В силу радикальности и масштаба трансформаций исчезают отношения нормальности, культурно-исторической и политической нейтральности. Все действия – даже повседневность – теперь пронизаны отношениями к нисходящим (деградационным) и восходящим (перспективным) мировым трендам. Мы своим существованием и действиями так или иначе вносим вклад в тот или иной тренд, поддерживаем воспроизводство кризиса или содействуем построению посткризисного мира.

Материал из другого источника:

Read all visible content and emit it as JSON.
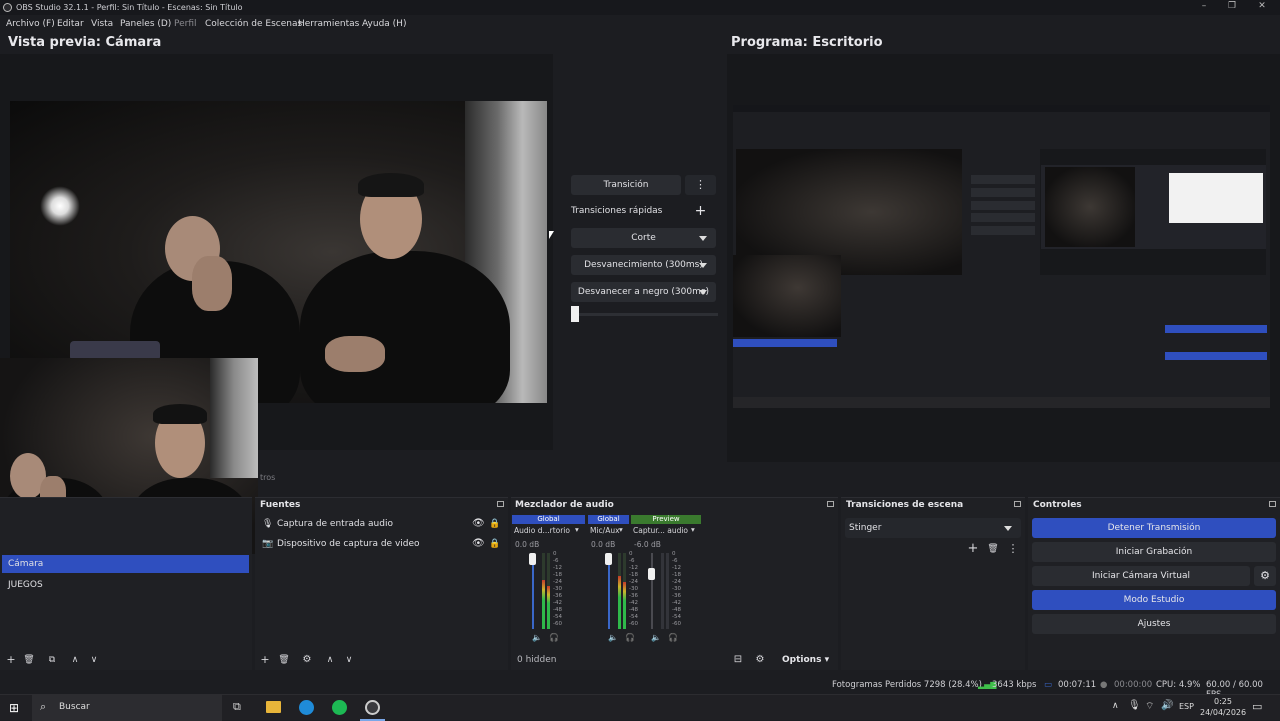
{
  "window": {
    "title": "OBS Studio 32.1.1 - Perfil: Sin Título - Escenas: Sin Título"
  },
  "menu": [
    "Archivo (F)",
    "Editar",
    "Vista",
    "Paneles (D)",
    "Perfil",
    "Colección de Escenas",
    "Herramientas",
    "Ayuda (H)"
  ],
  "preview": {
    "title": "Vista previa: Cámara"
  },
  "program": {
    "title": "Programa: Escritorio"
  },
  "transitions_panel": {
    "transition_label": "Transición",
    "quick_label": "Transiciones rápidas",
    "items": [
      "Corte",
      "Desvanecimiento (300ms)",
      "Desvanecer a negro (300ms)"
    ]
  },
  "scenes": {
    "items": [
      "Cámara",
      "JUEGOS"
    ],
    "selected": 0,
    "partial_label": "tros"
  },
  "sources": {
    "title": "Fuentes",
    "items": [
      {
        "name": "Captura de entrada audio",
        "icon": "microphone-icon"
      },
      {
        "name": "Dispositivo de captura de video",
        "icon": "camera-icon"
      }
    ]
  },
  "mixer": {
    "title": "Mezclador de audio",
    "channels": [
      {
        "tag": "Global",
        "tag_color": "#2f4fbf",
        "name": "Audio d...rtorio",
        "db": "0.0 dB",
        "level": 0.65
      },
      {
        "tag": "Global",
        "tag_color": "#2f4fbf",
        "name": "Mic/Aux",
        "db": "0.0 dB",
        "level": 0.7
      },
      {
        "tag": "Preview",
        "tag_color": "#3a7a2e",
        "name": "Captur... audio",
        "db": "-6.0 dB",
        "level": 0.0
      }
    ],
    "scale": [
      "0",
      "-6",
      "-12",
      "-18",
      "-24",
      "-30",
      "-36",
      "-42",
      "-48",
      "-54",
      "-60"
    ],
    "hidden": "0 hidden",
    "options": "Options"
  },
  "scene_transitions": {
    "title": "Transiciones de escena",
    "selected": "Stinger"
  },
  "controls": {
    "title": "Controles",
    "buttons": [
      "Detener Transmisión",
      "Iniciar Grabación",
      "Iniciar Cámara Virtual",
      "Modo Estudio",
      "Ajustes"
    ]
  },
  "status": {
    "dropped": "Fotogramas Perdidos 7298 (28.4%)",
    "bitrate": "3643 kbps",
    "stream_time": "00:07:11",
    "rec_time": "00:00:00",
    "cpu": "CPU: 4.9%",
    "fps": "60.00 / 60.00 FPS"
  },
  "taskbar": {
    "search": "Buscar",
    "lang": "ESP",
    "time": "0:25",
    "date": "24/04/2026"
  },
  "colors": {
    "accent": "#2f4fbf",
    "bg": "#1c1d21",
    "panel": "#1f2024"
  }
}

Вместе с тем вполне очевидным становится грядущее новое глобальное финансово-технологическое зонирование и «огораживание», внутри отношений нового – поствестфальского – конституционализма и в рамках нового образовательного и идеологического ландшафта складываются невиданные ранее режимы доступа/открытости истории, «современных богатств» и будущего. Различным – с точки зрения способности знания и действия – народам приоткрываются различные возможности, шансы исторического творчества, суверенного развития и самодеятельности.

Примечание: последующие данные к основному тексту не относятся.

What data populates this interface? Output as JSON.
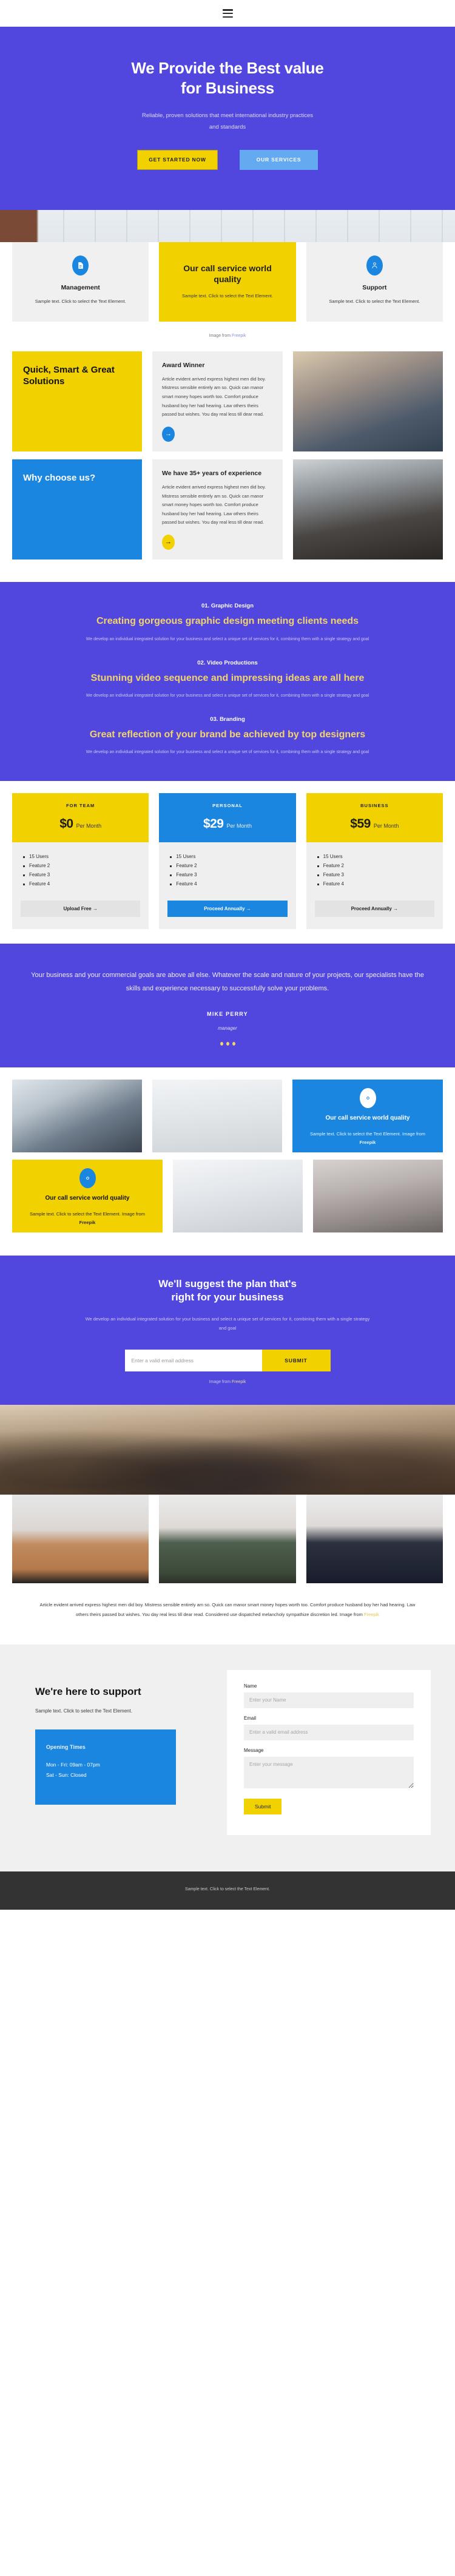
{
  "nav": {
    "menu_icon": "hamburger-menu-icon"
  },
  "hero": {
    "title_line1": "We Provide the Best value",
    "title_line2": "for Business",
    "subtitle": "Reliable, proven solutions that meet international industry practices and standards",
    "primary_button": "GET STARTED NOW",
    "secondary_button": "OUR SERVICES"
  },
  "features": {
    "cards": [
      {
        "icon": "document-icon",
        "title": "Management",
        "text": "Sample text. Click to select the Text Element.",
        "accent": false
      },
      {
        "icon": "none",
        "title": "Our call service world quality",
        "text": "Sample text. Click to select the Text Element.",
        "accent": true
      },
      {
        "icon": "user-icon",
        "title": "Support",
        "text": "Sample text. Click to select the Text Element.",
        "accent": false
      }
    ],
    "credit_prefix": "Image from ",
    "credit_link": "Freepik"
  },
  "splits": [
    {
      "heading": "Quick, Smart & Great Solutions",
      "panel_color": "#f2d100",
      "card_title": "Award Winner",
      "card_text": "Article evident arrived express highest men did boy. Mistress sensible entirely am so. Quick can manor smart money hopes worth too. Comfort produce husband boy her had hearing. Law others theirs passed but wishes. You day real less till dear read.",
      "arrow": "arrow-right-icon",
      "arrow_color": "#1a86e0"
    },
    {
      "heading": "Why choose us?",
      "panel_color": "#1a86e0",
      "card_title": "We have 35+ years of experience",
      "card_text": "Article evident arrived express highest men did boy. Mistress sensible entirely am so. Quick can manor smart money hopes worth too. Comfort produce husband boy her had hearing. Law others theirs passed but wishes. You day real less till dear read.",
      "arrow": "arrow-right-icon",
      "arrow_color": "#f2d100"
    }
  ],
  "services": {
    "items": [
      {
        "number": "01. Graphic Design",
        "title": "Creating gorgeous graphic design meeting clients needs",
        "text": "We develop an individual integrated solution for your business and select a unique set of services for it, combining them with a single strategy and goal"
      },
      {
        "number": "02. Video Productions",
        "title": "Stunning video sequence and impressing ideas are all here",
        "text": "We develop an individual integrated solution for your business and select a unique set of services for it, combining them with a single strategy and goal"
      },
      {
        "number": "03. Branding",
        "title": "Great reflection of your brand be achieved by top designers",
        "text": "We develop an individual integrated solution for your business and select a unique set of services for it, combining them with a single strategy and goal"
      }
    ]
  },
  "pricing": {
    "plans": [
      {
        "name": "FOR TEAM",
        "amount": "$0",
        "period": "Per Month",
        "features": [
          "15 Users",
          "Feature 2",
          "Feature 3",
          "Feature 4"
        ],
        "button": "Upload Free →",
        "highlight": false
      },
      {
        "name": "PERSONAL",
        "amount": "$29",
        "period": "Per Month",
        "features": [
          "15 Users",
          "Feature 2",
          "Feature 3",
          "Feature 4"
        ],
        "button": "Proceed Annually →",
        "highlight": true
      },
      {
        "name": "BUSINESS",
        "amount": "$59",
        "period": "Per Month",
        "features": [
          "15 Users",
          "Feature 2",
          "Feature 3",
          "Feature 4"
        ],
        "button": "Proceed Annually →",
        "highlight": false
      }
    ]
  },
  "testimonial": {
    "quote": "Your business and your commercial goals are above all else. Whatever the scale and nature of your projects, our specialists have the skills and experience necessary to successfully solve your problems.",
    "name": "MIKE PERRY",
    "role": "manager",
    "dots": 3
  },
  "gallery": {
    "blue_tile": {
      "icon": "gear-icon",
      "title": "Our call service world quality",
      "text": "Sample text. Click to select the Text Element. Image from ",
      "text_bold": "Freepik"
    },
    "yellow_tile": {
      "icon": "gear-icon",
      "title": "Our call service world quality",
      "text": "Sample text. Click to select the Text Element. Image from ",
      "text_bold": "Freepik"
    }
  },
  "cta": {
    "title_line1": "We'll suggest the plan that's",
    "title_line2": "right for your business",
    "text": "We develop an individual integrated solution for your business and select a unique set of services for it, combining them with a single strategy and goal",
    "email_placeholder": "Enter a valid email address",
    "submit_label": "SUBMIT",
    "credit_prefix": "Image from ",
    "credit_link": "Freepik"
  },
  "team_article": {
    "text": "Article evident arrived express highest men did boy. Mistress sensible entirely am so. Quick can manor smart money hopes worth too. Comfort produce husband boy her had hearing. Law others theirs passed but wishes. You day real less till dear read. Considered use dispatched melancholy sympathize discretion led. Image from ",
    "link": "Freepik"
  },
  "support": {
    "title": "We're here to support",
    "text": "Sample text. Click to select the Text Element.",
    "hours_title": "Opening Times",
    "hours_weekday": "Mon - Fri: 09am - 07pm",
    "hours_weekend": "Sat - Sun: Closed",
    "form": {
      "name_label": "Name",
      "name_placeholder": "Enter your Name",
      "email_label": "Email",
      "email_placeholder": "Enter a valid email address",
      "message_label": "Message",
      "message_placeholder": "Enter your message",
      "submit_label": "Submit"
    }
  },
  "footer": {
    "text": "Sample text. Click to select the Text Element."
  },
  "colors": {
    "purple": "#5146dd",
    "yellow": "#f2d100",
    "blue": "#1a86e0",
    "light_blue": "#63aaf0",
    "grey": "#efefef",
    "dark": "#333333"
  }
}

Знание о государственном деле и для него: значимость камерализма

Построение современного государства, его эффективная интеграция в международную среду и обеспечение экономического развития немыслимы без создания, освоения и развития соответствующей системы знаний, без включения в процессы развития знания, задаваемые лидирующими геополитическими проектами и знаниевыми сообществами. Для самоопределения и построения современной стратегии институционального развития государства и хозяйства необходим анализ их истории, эпистемологических и онтологических оснований базовых идей. Особое место должна занять история содержательных начал камерализма. Камерализм, сформированный в XVII-XVIII веках, сыграл огромную роль в развитии европейской цивилизации, существенно повлиял на становление обществознания и моделей капитализма континентальной Европы, американской школы политической экономии, на образование экономической профессии, социологии и социальных исследований в США, на складывание англосаксонской версии административных наук.

Необходимо новое прочтение истории политической экономии в ее взаимодействии с камерализмом. Ну и самое важное – камерализм сыграл исключительную роль в создании регулярного государства, построении Академии наук и университетского дела в XVIII-XIX веках в России.

Итак, стоит проблема онтологии политэкономии, которая свертывала бы в себе, «снимала» ключевые аспекты и проблематику современного глобализирующегося, основанного на знании капитализма в его динамичном взаимодействии с региональными и национальными экономиками. Построение такой онтологии потребует анализа истоков государствостроительных дисциплин: политической экономии в широком смысле слова, административных и политических наук.

Контекстом для оформления и развития камерализма служил процесс образования государств и межгосударственных отношений в поствестфальской Европе. Отсюда так важна его содержательная реконструкция в современной ситуации, в условиях грядущего глобального «реструктурирования», когда намечен, по сути дела, демонтаж вестфальских принципов. Доминирующей политикой глобализации развернута интенсивная работа по гомогенизации и образованию институционально и идеологически единого проcтранства глобального капитализма. Трансатлантический мир устремлен к полному воплощению в жизнь неоклассическиих экономических моделей, основанных на теориях либерализма. Намеченное в ближайшее время создание упоминавшегося ТТИП и Транстихоокеанского партнерства (ТТП) должно окончательно реализовать либеральную идею единого и гомогенного политэкономического пространства, лишенного государственных и национальных препятствий – границ.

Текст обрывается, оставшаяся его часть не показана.